父亲手里拎着一袋水果,母亲眼神躲闪,林琳则低着头,盯着自己的鞋尖。
我犹豫了片刻,还是打开了门。
空气瞬间凝固。
他们看着我,张了张嘴,却发不出任何声音。
眼前的我,与他们记忆中那个,总是疲惫隐忍的女儿判若两人。
我穿着质地精良的家居服,气色红润。
身后是宽敞明亮,装修雅致的玄关。
“念念......”母亲最终先开了口,声音干涩沙哑。
“我们听说你回来了,买了房子,就,就想来看看你。
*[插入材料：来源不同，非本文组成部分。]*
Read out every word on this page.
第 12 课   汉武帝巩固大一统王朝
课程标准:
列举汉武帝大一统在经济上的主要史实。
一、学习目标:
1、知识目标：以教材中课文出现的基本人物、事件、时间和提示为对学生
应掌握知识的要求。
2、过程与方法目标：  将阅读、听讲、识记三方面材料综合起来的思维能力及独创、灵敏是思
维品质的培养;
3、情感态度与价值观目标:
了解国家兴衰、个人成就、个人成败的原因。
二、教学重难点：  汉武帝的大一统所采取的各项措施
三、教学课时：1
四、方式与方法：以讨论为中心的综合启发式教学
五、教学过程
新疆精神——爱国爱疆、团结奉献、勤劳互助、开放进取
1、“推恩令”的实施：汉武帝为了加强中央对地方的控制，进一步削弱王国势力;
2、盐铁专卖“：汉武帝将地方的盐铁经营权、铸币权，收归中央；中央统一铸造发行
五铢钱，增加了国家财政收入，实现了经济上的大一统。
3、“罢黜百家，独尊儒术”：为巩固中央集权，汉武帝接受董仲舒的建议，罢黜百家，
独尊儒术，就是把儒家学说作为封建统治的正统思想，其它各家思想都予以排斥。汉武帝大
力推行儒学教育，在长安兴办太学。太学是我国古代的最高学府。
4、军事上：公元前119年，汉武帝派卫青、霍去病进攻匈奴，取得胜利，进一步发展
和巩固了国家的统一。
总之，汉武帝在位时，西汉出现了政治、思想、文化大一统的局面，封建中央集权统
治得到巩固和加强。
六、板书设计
”
父亲把水果往前递了递,动作僵硬。
“给你带了点你以前爱吃的。”
林琳始终没有抬头,肩膀微微耸动,像是在极力克制着什么。
我没有让他们进去的意思,站在门口,语气疏离而客气。
“谢谢,你们有心了。不过我家里不方便招待客人,有什么话就在这里说吧。”
母亲的眼圈瞬间红了,泪水涌了上来。
“念念,妈妈知道,知道没脸来见你。以前都是我们糊涂,是我们对不起你......”
父亲重重地叹了口气。
“是爸混账。不该那样对你。你出息了,爸,替你高兴。”
我静静地听着,没有回应。
这些道歉,来得太迟,也早已失去了意义。
这时,林琳突然抬起头,脸上满是泪水,她像是用尽了全身力气,哽咽着说。
“姐,对不起!真的对不起!我以前太不懂事了。”
她泣不成声。
“我现在才知道生活有多难,才知道你当初有多不容易。我错了,姐......”
我看着他们三人站在我面前,痛哭流涕,忏悔不已。
曾经,我多么渴望能得到他们的认可和公平的对待。
但此刻,这一切在我眼中,只剩下历经风雨后的云淡风轻。
我淡淡地打断他们。
“我接受了你们的道歉。但我的人生,已经翻篇了。”
我顿了顿,继续说道。
“法律规定的赡养义务,我会履行。每个月我会按时打一笔钱到以前的账户。除此之外,我希望我们彼此不要再打扰对方的生活。”
说完,我后退一步,准备关门。
“念念!”母亲凄厉地叫了一声,伸出手似乎想抓住什么。
我停下动作,看着他们,最后说了一句。
“保重身体。”
然后,我轻轻关上了门,也将那些沉重的过往,彻底关在了门外。
门外隐约传来母亲压抑的哭声和父亲无奈的叹息。
但这一切,终于不再与我相关。
我走到巨大的落地窗前,俯瞰着城市的万家灯火。
这里,是我靠自己挣来的天地。
我不再需要任何人的“支持”来获得安全感。
因为我自己,就是最坚实的依靠。